There is also something called Micro lots or Single Estate. I currently have four of these. They are from four distinct regions and kept separate. In this case, all four were produced by one company, but they were kept separate. And this distinction by implication is something special. More than Single Origin. Single Estate. So they by virtually any definition Single Origin, but are also (or can be) Single Estate.

So now we have "Single Origin is one bean, from one region, not blended together from different sub-regions".

At this point, it is a good time to remind that the Ecuador Single Estate Cedeno has FOUR bean types in it. EET 19, 95, 96, 103. So it can't be Single origin....or can it? In this case it is a natural blending. All four types of tress grow in the area. All are harvested together, fermented together and have never really been separate. For that reason, I am 100% comfortable calling this one Single Origin still. But it requires a definition update:

Single Origin is chocolate made from cocoa beans, from one region, not blended together after processing.

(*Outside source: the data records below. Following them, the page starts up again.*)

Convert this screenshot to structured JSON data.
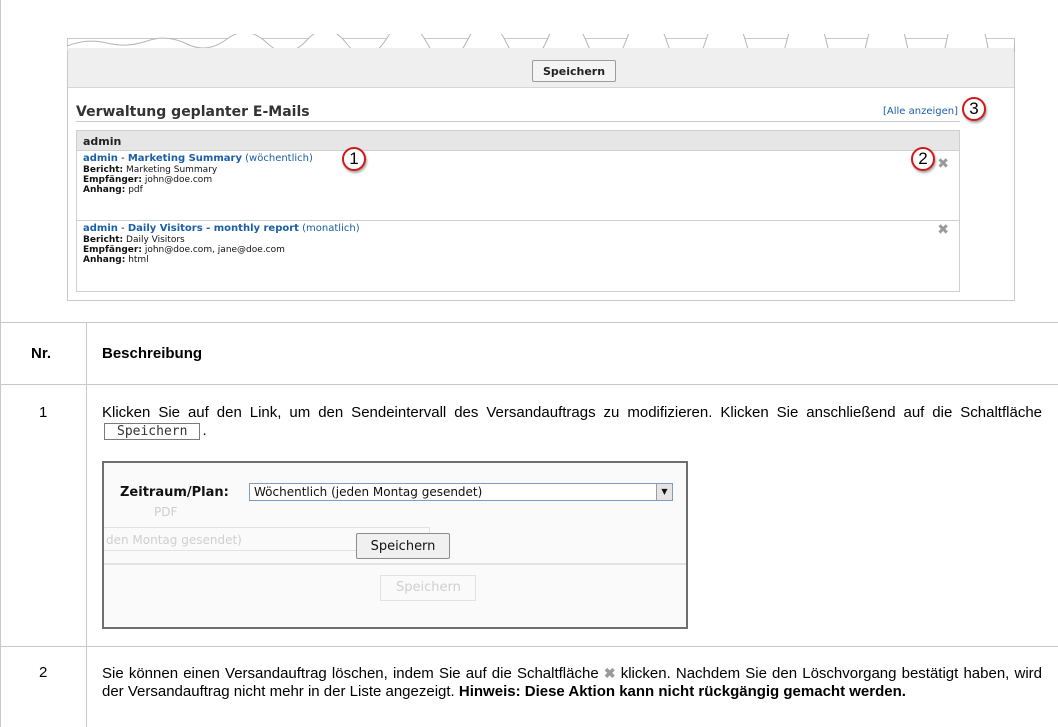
{
  "screenshot": {
    "save_button": "Speichern",
    "section_title": "Verwaltung geplanter E-Mails",
    "show_all_link": "[Alle anzeigen]",
    "group_header": "admin",
    "reports": [
      {
        "user": "admin",
        "sep": " - ",
        "name": "Marketing Summary",
        "interval": "(wöchentlich)",
        "report_label": "Bericht:",
        "report_value": "Marketing Summary",
        "recipient_label": "Empfänger:",
        "recipient_value": "john@doe.com",
        "attachment_label": "Anhang:",
        "attachment_value": "pdf",
        "delete_icon": "x-icon"
      },
      {
        "user": "admin",
        "sep": " - ",
        "name": "Daily Visitors - monthly report",
        "interval": "(monatlich)",
        "report_label": "Bericht:",
        "report_value": "Daily Visitors",
        "recipient_label": "Empfänger:",
        "recipient_value": "john@doe.com, jane@doe.com",
        "attachment_label": "Anhang:",
        "attachment_value": "html",
        "delete_icon": "x-icon"
      }
    ],
    "callouts": [
      "1",
      "2",
      "3"
    ]
  },
  "table": {
    "col_nr": "Nr.",
    "col_desc": "Beschreibung",
    "rows": [
      {
        "nr": "1",
        "text_before": "Klicken Sie auf den Link, um den Sendeintervall des Versandauftrags zu modifizieren. Klicken Sie anschließend auf die Schaltfläche",
        "button": "Speichern",
        "text_after": "."
      },
      {
        "nr": "2",
        "text_before": "Sie können einen Versandauftrag löschen, indem Sie auf die Schaltfläche",
        "icon": "x-icon",
        "text_after": "klicken. Nachdem Sie den Löschvorgang bestätigt haben, wird der Versandauftrag nicht mehr in der Liste angezeigt.",
        "note": "Hinweis: Diese Aktion kann nicht rückgängig gemacht werden."
      }
    ]
  },
  "inner_screenshot": {
    "label": "Zeitraum/Plan:",
    "selected": "Wöchentlich (jeden Montag gesendet)",
    "save_button": "Speichern",
    "ghost_text_1": "PDF",
    "ghost_text_2": "den Montag gesendet)",
    "ghost_button": "Speichern"
  }
}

In that I don't know of any cocoa that is delivered in the raw state (in the pods or unfermented, wet beans) that really takes care of 'what if different separate bean types are blended before fermentation?'

And by putting that in place, I have taken care of the one other case I can think of. A while ago I had two different Single Estate offerings from the same farm. Venezuelan Patanemo and Venezuelan Patanemo 'Donaldo'. Both from the same country, region, farm and harvest. What differed was that Donaldo segregated out select pods for his own special fermentation. So in this case there were two different Single Estates from the same estate.

The coffee industry has gone through this and still goes through it. This is a good write up about coffee and how the definition has changed over time.  Looks kind of familiar doesn't it.

In the end, it comes down to intent. Or can come down to intent and what you claim. And to me at least, the specificity of what you claim nails down at what level of 'Single origin' it is.

  • Single Origin African
  • Single Origin Dominican Republic.
  • Single Origin Peru Tumbes
  • Single Origin Ecuador Cedeno
  • Single Origin Ecuador Cultivargo CCN-51
  • Single Origin Venezuelan Patanemo 'Donaldo'

To me, every single one of those is both true and self explanatory as to which definition is being used.And if we make it too the stars, maybe one day Single Origin Earth will be valid enough too.